A dança da observação

por Kilma Farias


Para muitas pessoas, estar na plateia é estar em estado de passividade. Para outras, a dança que acontece no palco é a mesma para todos que a veem. E se eu dissesse que acontece uma dança em cada observador de um corpo que se movimenta? Se assim pensarmos, podemos supor que toda dança é uma dança coletiva e com coautoria. 

Essa reflexão se apoia no estudo dos neurônios espelho, em constante e atual pesquisa pela ciência.  Esses neurônios se ativam em nós quando observamos alguém, a exemplo do bocejo, do riso e do choro. Lembro quando minha filha era pequena e eu a deixava no berçário para trabalhar. Quando uma criança ou bebê chorava, vários outros choravam “por simpatia” e eu achava aquilo muito curioso. Da mesma forma como começamos a rir quando uma pessoa ri descontroladamente ao nosso lado. Isso acontece por conta dos neurônios espelho. Ele “dispara tanto quando um animal realiza um determinado ato, como quando observa outro animal (normalmente da mesma espécie) a fazer o mesmo ato.  Dessa forma, o neurônio imita o comportamento de outro animal como se estivesse ele próprio a realizar essa ação.” (Disponível em http://pt.wikipedia.org/wiki/Neur%C3%B3nio_espelho, acesso em 18 de out. 2014).



Podemos então pensar sobre o ato de assistir uma dança como uma vivência, uma experiência motora, sensória. Daí as sensações que nos permeiam quando saímos de uma mostra de dança, festival ou espetáculo, ou ainda quando assistimos uma dança na tela do computador. Envolvemos-nos ou não, somos tocados ou não, devido à atividade dos neurônios espelho que entendem o movimento como uma linguagem e decodificam em nós, enriquecendo nossa criatividade, possibilidades de corpo, de percepção do espaço, realizando novas conexões motoras que nos serão de fundamental importância na hora de estudarmos nossos próprios movimentos.
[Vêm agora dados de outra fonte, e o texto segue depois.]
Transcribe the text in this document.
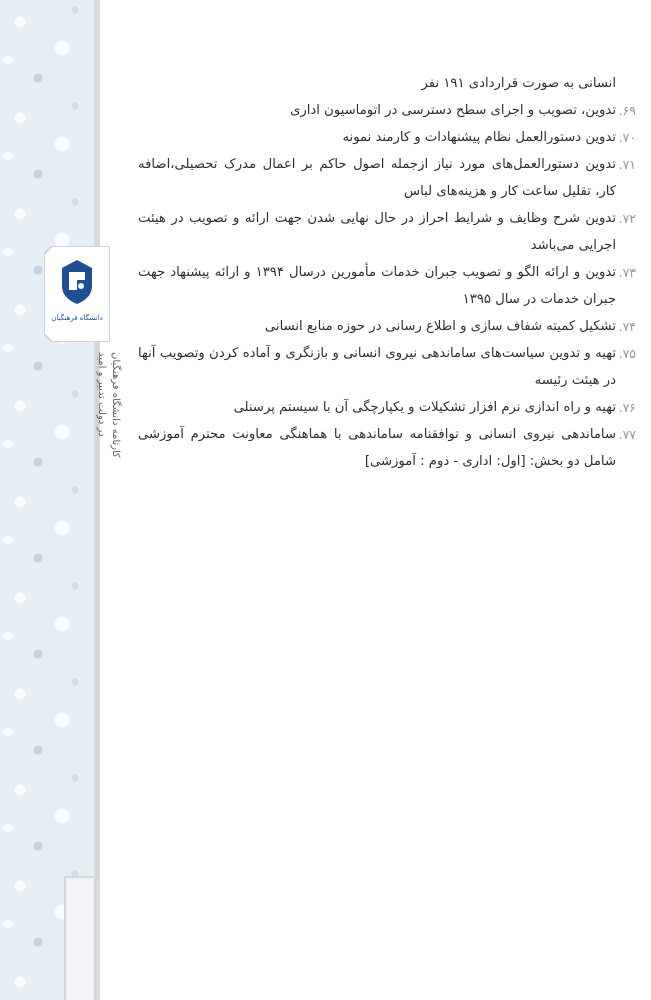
دانشگاه فرهنگیان
کارنامه دانشگاه فرهنگیان
در دولت تدبیر و امید

انسانی به صورت قراردادی ۱۹۱ نفر

۶۹.
تدوین، تصویب و اجرای سطح دسترسی در اتوماسیون اداری

۷۰.
تدوین دستورالعمل نظام پیشنهادات و کارمند نمونه

۷۱.
تدوین دستورالعمل‌های مورد نیاز ازجمله اصول حاکم بر اعمال مدرک تحصیلی،اضافه کار، تقلیل ساعت کار و هزینه‌های لباس

۷۲.
تدوین شرح وظایف و شرایط احراز در حال نهایی شدن جهت ارائه و تصویب در هیئت اجرایی می‌باشد

۷۳.
تدوین و ارائه الگو و تصویب جبران خدمات مأمورین درسال ۱۳۹۴ و ارائه پیشنهاد جهت جبران خدمات در سال ۱۳۹۵

۷۴.
تشکیل کمیته شفاف سازی و اطلاع رسانی در حوزه منابع انسانی

۷۵.
تهیه و تدوین سیاست‌های ساماندهی نیروی انسانی و بازنگری و آماده کردن وتصویب آنها در هیئت رئیسه

۷۶.
تهیه و راه اندازی نرم افزار تشکیلات و یکپارچگی آن با سیستم پرسنلی

۷۷.
ساماندهی نیروی انسانی و توافقنامه ساماندهی با هماهنگی معاونت محترم آموزشی شامل دو بخش: [اول: اداری - دوم : آموزشی]
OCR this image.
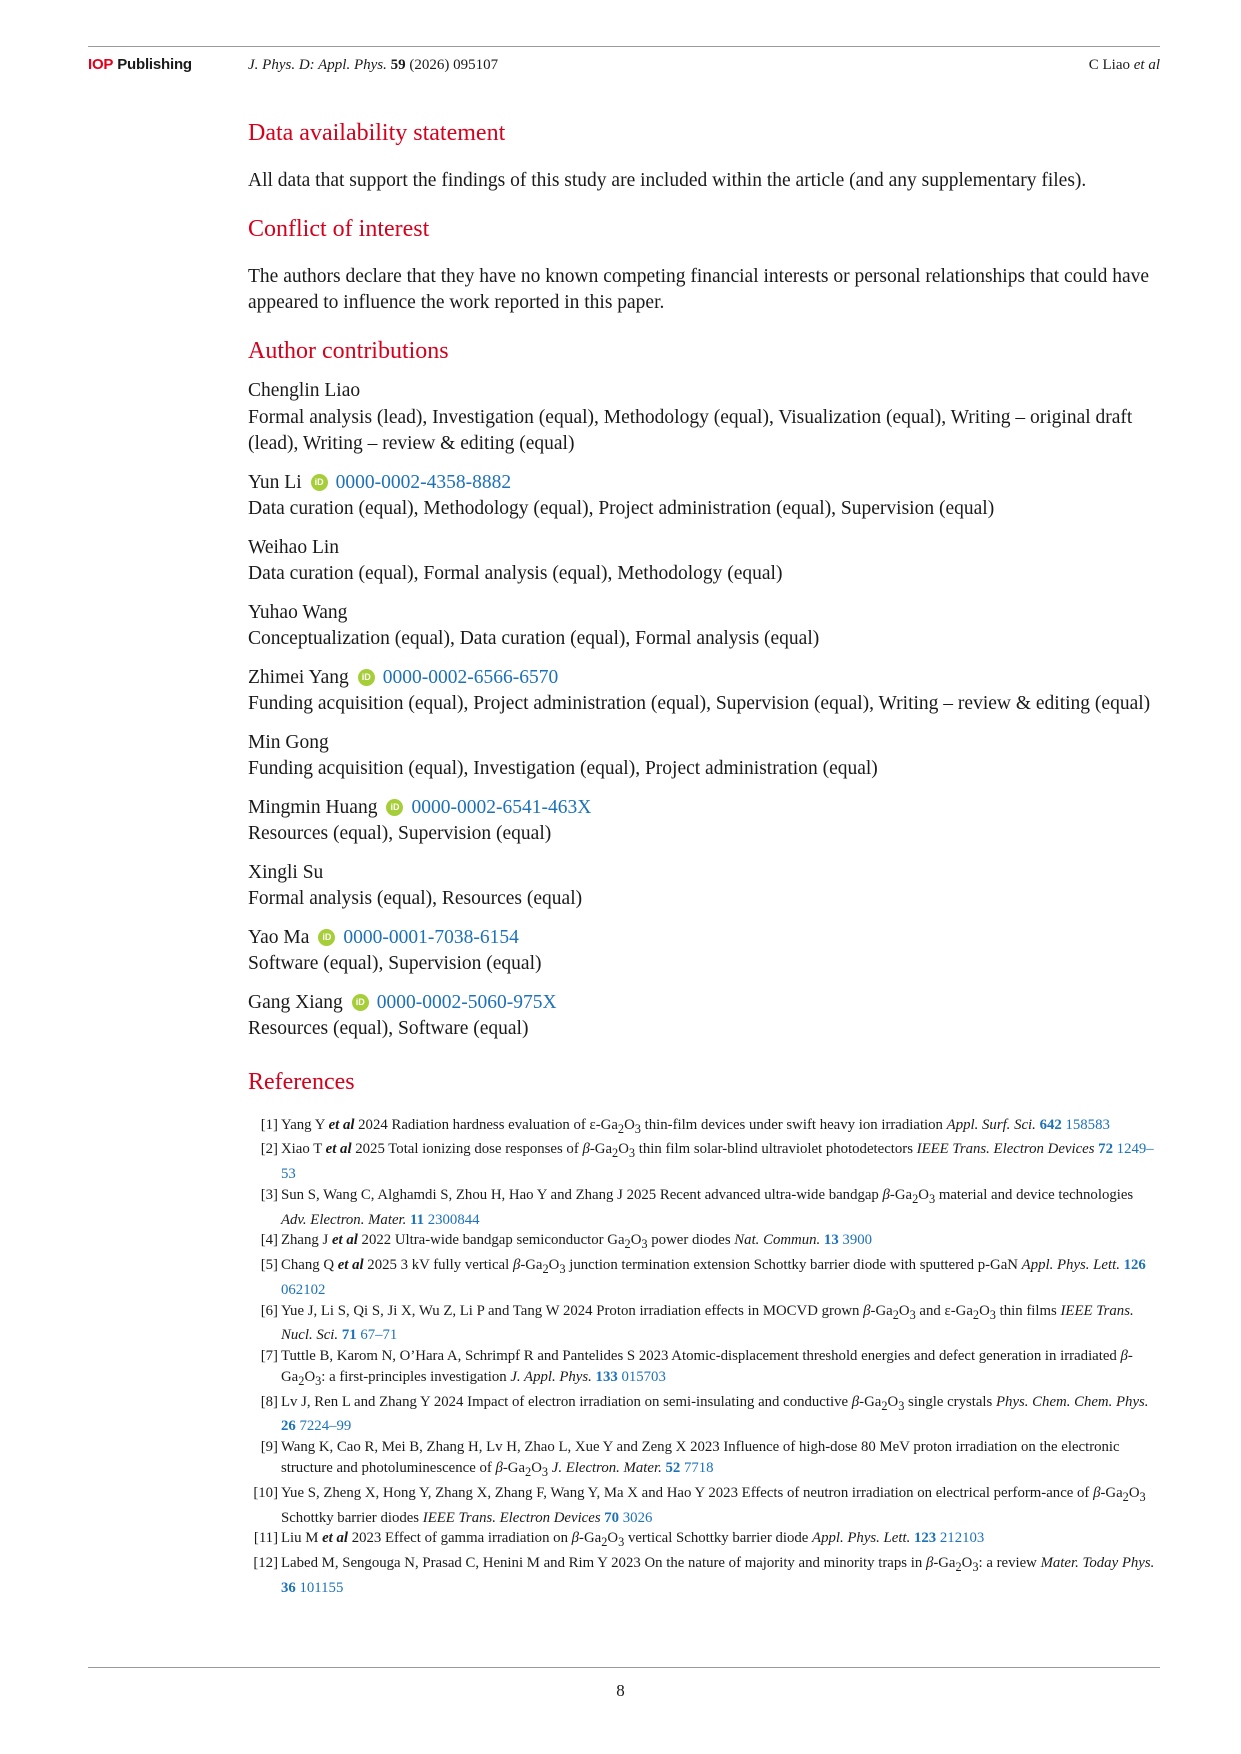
IOP Publishing	J. Phys. D: Appl. Phys. 59 (2026) 095107	C Liao et al
Data availability statement

All data that support the findings of this study are included within the article (and any supplementary files).

Conflict of interest

The authors declare that they have no known competing financial interests or personal relationships that could have appeared to influence the work reported in this paper.

Author contributions
Chenglin Liao
Formal analysis (lead), Investigation (equal), Methodology (equal), Visualization (equal), Writing – original draft (lead), Writing – review & editing (equal)
Yun Li	iD 0000-0002-4358-8882
Data curation (equal), Methodology (equal), Project administration (equal), Supervision (equal)
Weihao Lin
Data curation (equal), Formal analysis (equal), Methodology (equal)
Yuhao Wang
Conceptualization (equal), Data curation (equal), Formal analysis (equal)
Zhimei Yang	iD 0000-0002-6566-6570
Funding acquisition (equal), Project administration (equal), Supervision (equal), Writing – review & editing (equal)
Min Gong
Funding acquisition (equal), Investigation (equal), Project administration (equal)
Mingmin Huang	iD 0000-0002-6541-463X
Resources (equal), Supervision (equal)
Xingli Su
Formal analysis (equal), Resources (equal)
Yao Ma	iD 0000-0001-7038-6154
Software (equal), Supervision (equal)
Gang Xiang	iD 0000-0002-5060-975X
Resources (equal), Software (equal)
References
[1] Yang Y et al 2024 Radiation hardness evaluation of $\varepsilon-Ga_2O_3$ thin-film devices under swift heavy ion irradiation Appl. Surf. Sci. 642 158583
[2] Xiao T et al 2025 Total ionizing dose responses of $\beta-Ga_2O_3$ thin film solar-blind ultraviolet photodetectors IEEE Trans. Electron Devices 72 1249–53
[3] Sun S, Wang C, Alghamdi S, Zhou H, Hao Y and Zhang J 2025 Recent advanced ultra-wide bandgap $\beta-Ga_2O_3$ material and device technologies Adv. Electron. Mater. 11 2300844
[4] Zhang J et al 2022 Ultra-wide bandgap semiconductor $Ga_2O_3$ power diodes Nat. Commun. 13 3900
[5] Chang Q et al 2025 3 kV fully vertical $\beta-Ga_2O_3$ junction termination extension Schottky barrier diode with sputtered p-GaN Appl. Phys. Lett. 126 062102
[6] Yue J, Li S, Qi S, Ji X, Wu Z, Li P and Tang W 2024 Proton irradiation effects in MOCVD grown $\beta-Ga_2O_3$ and $\varepsilon-Ga_2O_3$ thin films IEEE Trans. Nucl. Sci. 71 67–71
[7] Tuttle B, Karom N, O’Hara A, Schrimpf R and Pantelides S 2023 Atomic-displacement threshold energies and defect generation in irradiated $\beta-Ga_2O_3$: a first-principles investigation J. Appl. Phys. 133 015703
[8] Lv J, Ren L and Zhang Y 2024 Impact of electron irradiation on semi-insulating and conductive $\beta-Ga_2O_3$ single crystals Phys. Chem. Chem. Phys. 26 7224–99
[9] Wang K, Cao R, Mei B, Zhang H, Lv H, Zhao L, Xue Y and Zeng X 2023 Influence of high-dose 80 MeV proton irradiation on the electronic structure and photoluminescence of $\beta-Ga_2O_3$ J. Electron. Mater. 52 7718
[10] Yue S, Zheng X, Hong Y, Zhang X, Zhang F, Wang Y, Ma X and Hao Y 2023 Effects of neutron irradiation on electrical perform-ance of $\beta-Ga_2O_3$ Schottky barrier diodes IEEE Trans. Electron Devices 70 3026
[11] Liu M et al 2023 Effect of gamma irradiation on $\beta-Ga_2O_3$ vertical Schottky barrier diode Appl. Phys. Lett. 123 212103
[12] Labed M, Sengouga N, Prasad C, Henini M and Rim Y 2023 On the nature of majority and minority traps in $\beta-Ga_2O_3$: a review Mater. Today Phys. 36 101155
8
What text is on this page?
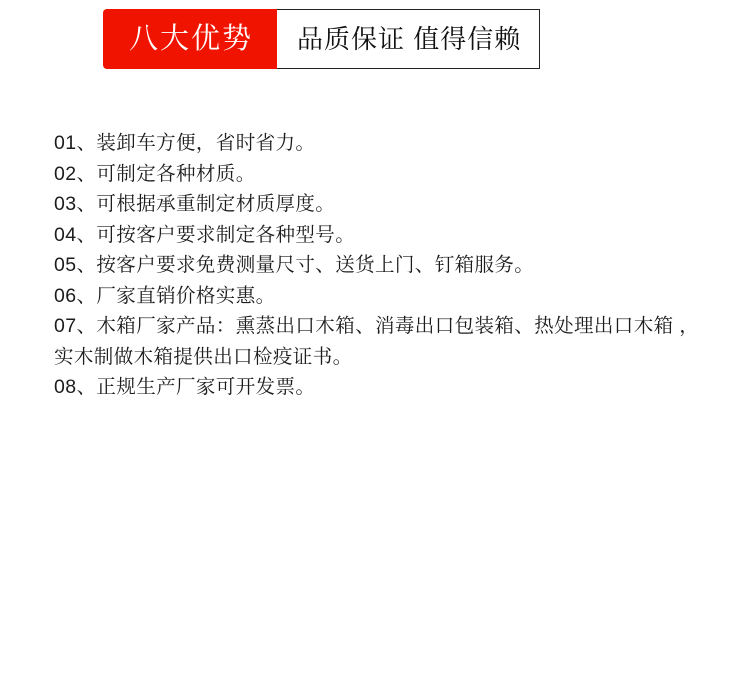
八大优势	品质保证 值得信赖
01、装卸车方便，省时省力。
02、可制定各种材质。
03、可根据承重制定材质厚度。
04、可按客户要求制定各种型号。
05、按客户要求免费测量尺寸、送货上门、钉箱服务。
06、厂家直销价格实惠。
07、木箱厂家产品：熏蒸出口木箱、消毒出口包装箱、热处理出口木箱 ， 实木制做木箱提供出口检疫证书。
08、正规生产厂家可开发票。
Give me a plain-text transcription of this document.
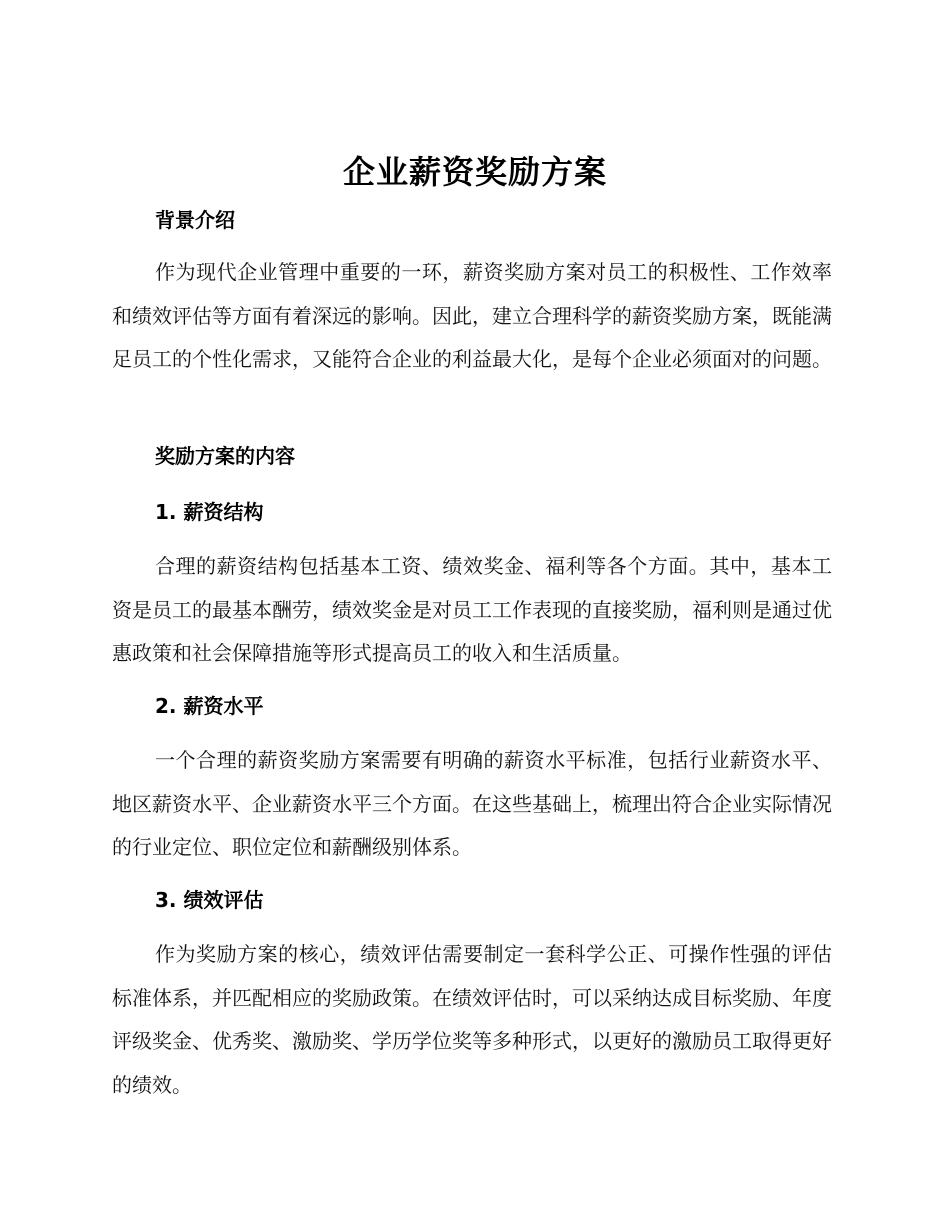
企业薪资奖励方案
背景介绍

作为现代企业管理中重要的一环，薪资奖励方案对员工的积极性、工作效率和绩效评估等方面有着深远的影响。因此，建立合理科学的薪资奖励方案，既能满足员工的个性化需求，又能符合企业的利益最大化，是每个企业必须面对的问题。

奖励方案的内容
1. 薪资结构

合理的薪资结构包括基本工资、绩效奖金、福利等各个方面。其中，基本工资是员工的最基本酬劳，绩效奖金是对员工工作表现的直接奖励，福利则是通过优惠政策和社会保障措施等形式提高员工的收入和生活质量。

2. 薪资水平

一个合理的薪资奖励方案需要有明确的薪资水平标准，包括行业薪资水平、地区薪资水平、企业薪资水平三个方面。在这些基础上，梳理出符合企业实际情况的行业定位、职位定位和薪酬级别体系。

3. 绩效评估

作为奖励方案的核心，绩效评估需要制定一套科学公正、可操作性强的评估标准体系，并匹配相应的奖励政策。在绩效评估时，可以采纳达成目标奖励、年度评级奖金、优秀奖、激励奖、学历学位奖等多种形式，以更好的激励员工取得更好的绩效。
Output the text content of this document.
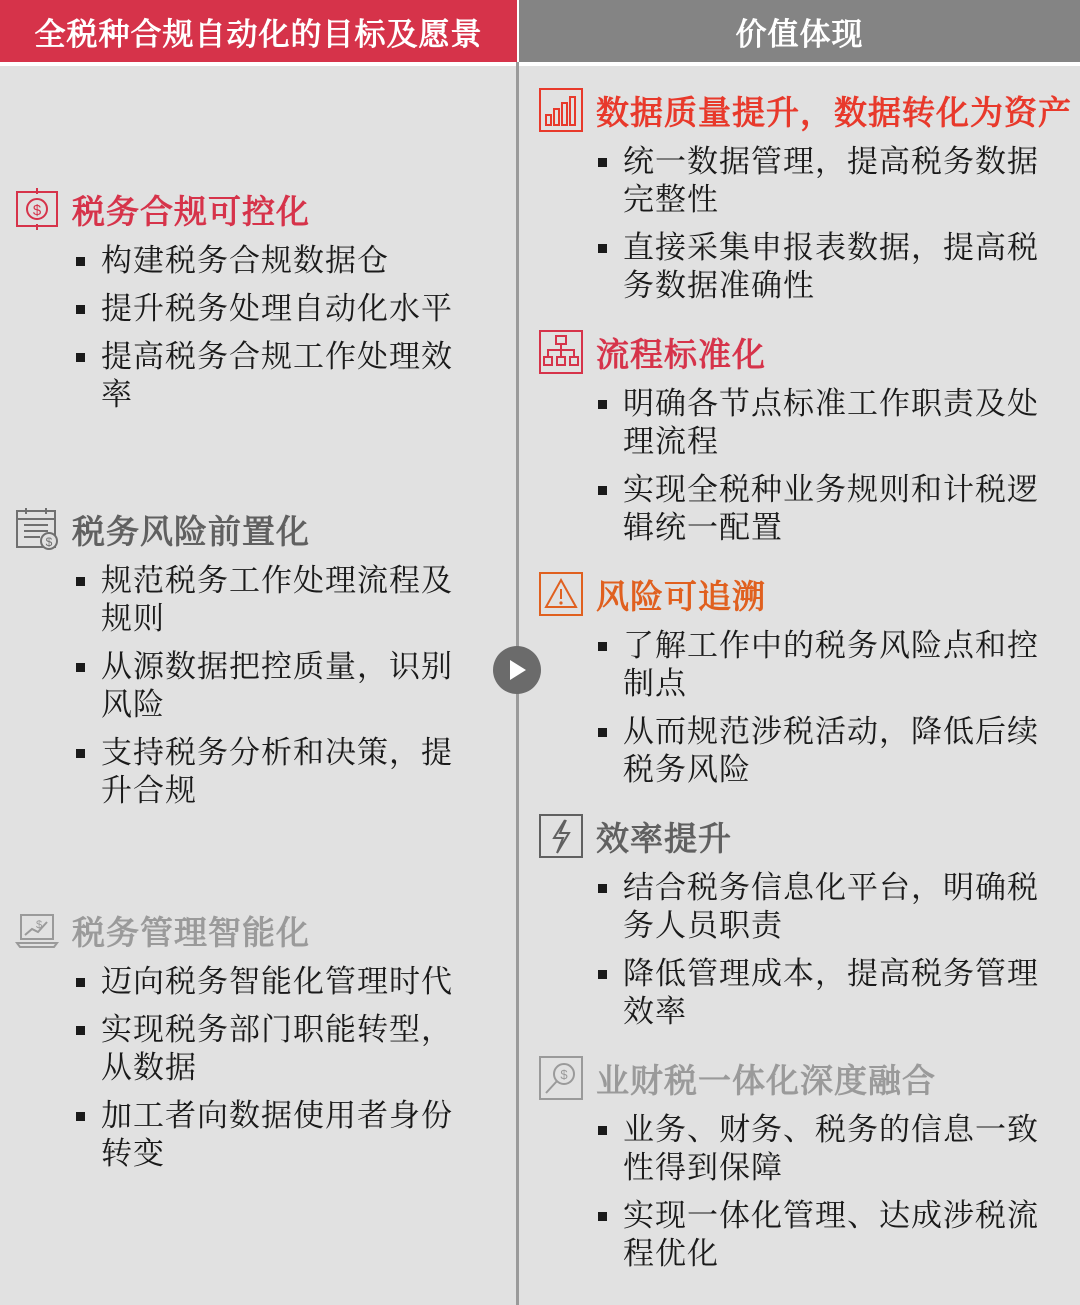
全税种合规自动化的目标及愿景	价值体现
$ 税务合规可控化
构建税务合规数据仓
提升税务处理自动化水平
提高税务合规工作处理效率
$ 税务风险前置化
规范税务工作处理流程及规则
从源数据把控质量，识别风险
支持税务分析和决策，提升合规
$ 税务管理智能化
迈向税务智能化管理时代
实现税务部门职能转型，从数据
加工者向数据使用者身份转变
数据质量提升，数据转化为资产
统一数据管理，提高税务数据完整性
直接采集申报表数据，提高税务数据准确性
流程标准化
明确各节点标准工作职责及处理流程
实现全税种业务规则和计税逻辑统一配置
风险可追溯
了解工作中的税务风险点和控制点
从而规范涉税活动，降低后续税务风险
效率提升
结合税务信息化平台，明确税务人员职责
降低管理成本，提高税务管理效率
$ 业财税一体化深度融合
业务、财务、税务的信息一致性得到保障
实现一体化管理、达成涉税流程优化
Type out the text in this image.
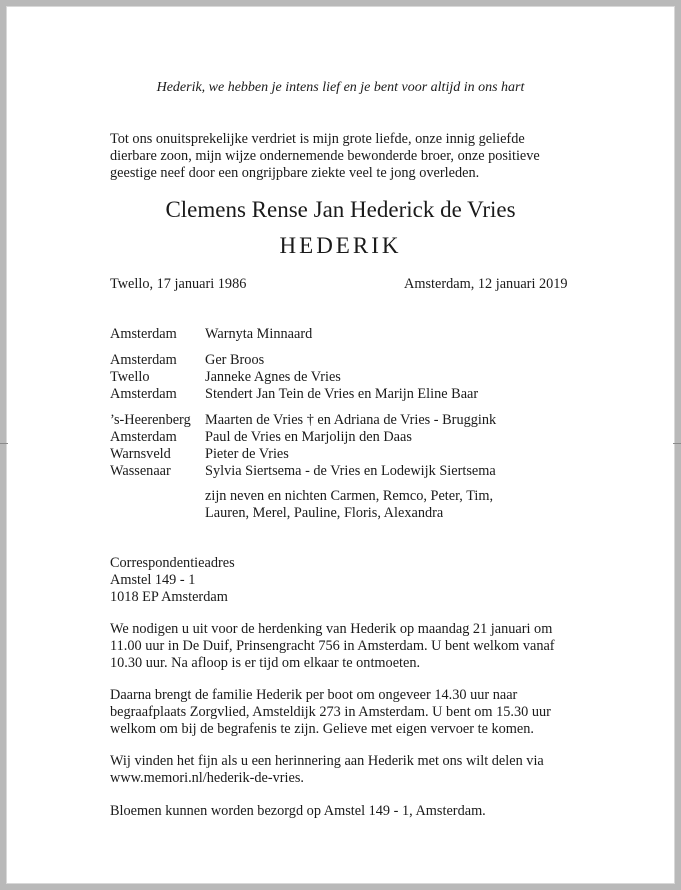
Hederik, we hebben je intens lief en je bent voor altijd in ons hart

Tot ons onuitsprekelijke verdriet is mijn grote liefde, onze innig geliefde
dierbare zoon, mijn wijze ondernemende bewonderde broer, onze positieve
geestige neef door een ongrijpbare ziekte veel te jong overleden.
Clemens Rense Jan Hederick de Vries
HEDERIK
Twello, 17 januari 1986	Amsterdam, 12 januari 2019
Amsterdam	Warnyta Minnaard
Amsterdam	Ger Broos
Twello	Janneke Agnes de Vries
Amsterdam	Stendert Jan Tein de Vries en Marijn Eline Baar
’s-Heerenberg Maarten de Vries † en Adriana de Vries - Bruggink
Amsterdam	Paul de Vries en Marjolijn den Daas
Warnsveld	Pieter de Vries
Wassenaar	Sylvia Siertsema - de Vries en Lodewijk Siertsema
zijn neven en nichten Carmen, Remco, Peter, Tim,
Lauren, Merel, Pauline, Floris, Alexandra
Correspondentieadres
Amstel 149 - 1
1018 EP Amsterdam
We nodigen u uit voor de herdenking van Hederik op maandag 21 januari om
11.00 uur in De Duif, Prinsengracht 756 in Amsterdam. U bent welkom vanaf
10.30 uur. Na afloop is er tijd om elkaar te ontmoeten.
Daarna brengt de familie Hederik per boot om ongeveer 14.30 uur naar
begraafplaats Zorgvlied, Amsteldijk 273 in Amsterdam. U bent om 15.30 uur
welkom om bij de begrafenis te zijn. Gelieve met eigen vervoer te komen.
Wij vinden het fijn als u een herinnering aan Hederik met ons wilt delen via
www.memori.nl/hederik-de-vries.
Bloemen kunnen worden bezorgd op Amstel 149 - 1, Amsterdam.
Agora feche os olhos e lembre quantas apresentações de dança te marcaram, te fizeram colocar em contato com o que te tirou do seu conforto, do seu senso de normalidade e equilíbrio, quantas te arrancaram lágrimas, quantas te fizeram sonhar e até pensar “como eu queria ter dançado junto”, “eu queria ter feito esse solo”. Quantas te deixaram de boca aberta pelas proezas do corpo de quem dança, quantas trouxeram o impossível para a dimensão da realidade material? Quantas te fizeram ficar de pé para aplaudir? Quantas te levaram de volta para casa sem entender nada e até se perguntando se o que você viu era realmente dança? Possivelmente você nem se lembre de tantas danças assim, mas não faz mal. Seus neurônios lembram! E eles trabalham atualizando essas danças em você no momento em que você se propõe a dançar, a criar e pensar dança.


Agora bem, quando dançamos, não dançamos sozinhos. Dançamos toda uma construção coletiva em constante transformação ao longo de nossa existência. Dançamos nossas inspirações, nossas observações; dançamos o diálogo constante. Estar na plateia não é estar sentado, ou de pé, parado. É estar executando sua dança a partir da dança do outro. É uma necessidade do ser humano para continuar evoluindo como tal.

No Tribal Brasil, esse diálogo é bem visível, basta observar as construções coreográficas de grupos e solistas que trabalham o estilo. É interessante perceber como o corpo renova e atualiza a informação a partir do que já está posto no mundo. Isso é fascinante e enriquecedor para todos, bailarinos e público. Nessa dança do diálogo entre quem vê e quem se move, não há aquele que age e o que simplesmente observa; há um constante fluxo de movimento unindo corpos-espaço-tempo num eterno “está sendo”. Penso que isso seja viver a dança. Sejamos uma plateia de corpos moventes!